在办公室缓了好一会儿,童尘的状态才有些好转,刚好他手机叮咚一声,他拿起看了看,是荣睿,于是他也不打算在这里干耗,让司机送去俱乐部为与荣睿的约会做准备,然后

再在荣睿的怀里,好好的放松放松,至于工作室里这些烂摊子,就交给廖姐处理了。

另一边荣睿已经一眼不落的盯着电脑盯了十多分钟。

荣睿盯一只股票已经盯了三个多月了,几乎算是从回国就盯,是一只校外教育的绩优股。他查看了以往的股价,基本在每年夏季和冬季两个时间段会有一些较大幅度的涨跌,最近的两个月正好是它的一个峰值期,荣睿持股时间不长,但是陆陆续续买进卖出已经有了翻倍的收益,等到了秋季平稳期,继续持股就会影响他的后续投资,所以打算抛掉。当然,还有另外一个原因,他从各类新闻中敏锐的发现了国家政策在校外教育方面的统筹,他几乎可以断定,很快,这只股就会跌到崩盘。

不过,他也没想到这么快。

上午十点,他全部卖出了自己的股份,正在研究另外一只白酒股票的时候,突然从电视里听到一个他熟悉的机构名字,那是中央台的一个记者在采访一个送孩子上大学的母亲,大概是问整个小、初、高时期的教育支出,那位妈妈说校内花的钱有限,但校外机构却花了至少二十万,在被问到主要在什么机构的时候,那位妈妈的回答被消音了,可是也不知道是无意还是有意,这个时候的背景音却出现了那个知名机构广泛传播的广告歌。

随后,画面一切,回到主持人和被采访的一个教育部官员,那位官员严肃的表示校外辅导机构必须严格管理,教育部将重拳出击,维护教育资源平衡,减轻家庭教育压力。

荣睿脑子里空了一下,他有一瞬间的茫然,不知道自己之前卖掉股票的那一手操作到底成没成功。
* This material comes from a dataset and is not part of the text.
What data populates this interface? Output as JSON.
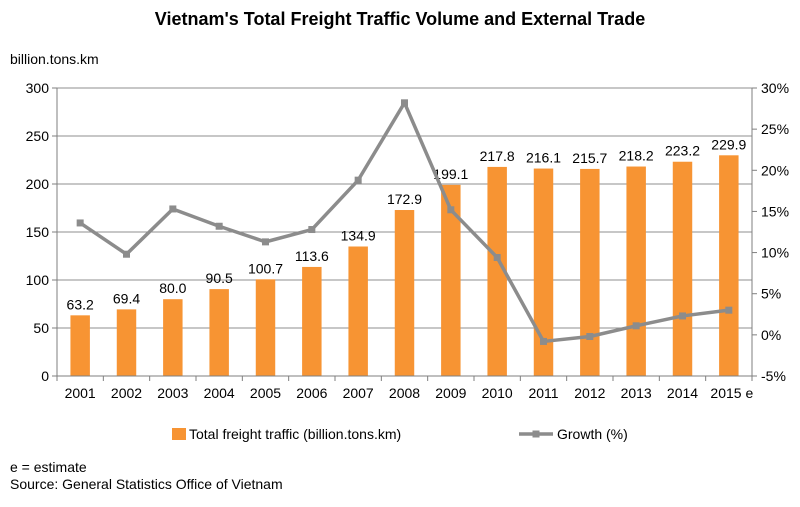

他点开软件,快速刷新着持股信息,另一台显示屏上一直维持基本绿的那一只股票开始飘红,数字狂跌。荣睿一片慌乱,虽然他知道就算亏损了也不会对他的经济能力产生致命影响,可是如果在明明做出判断的情况下,却因为交易滞后的原因亏了那真是太憋屈了!

幸好,在第三次刷新页面出来之后,荣睿看到自己那一只股票已经在高点卖出了!

荣睿推着桌子任转椅向后滑开,站起来喊了一声,心里志得意满,甚至比他在华尔街操盘的时候还要爽,爽到他毫不关心接下来的股市反应,只想去俱乐部里跟童尘好好打一炮!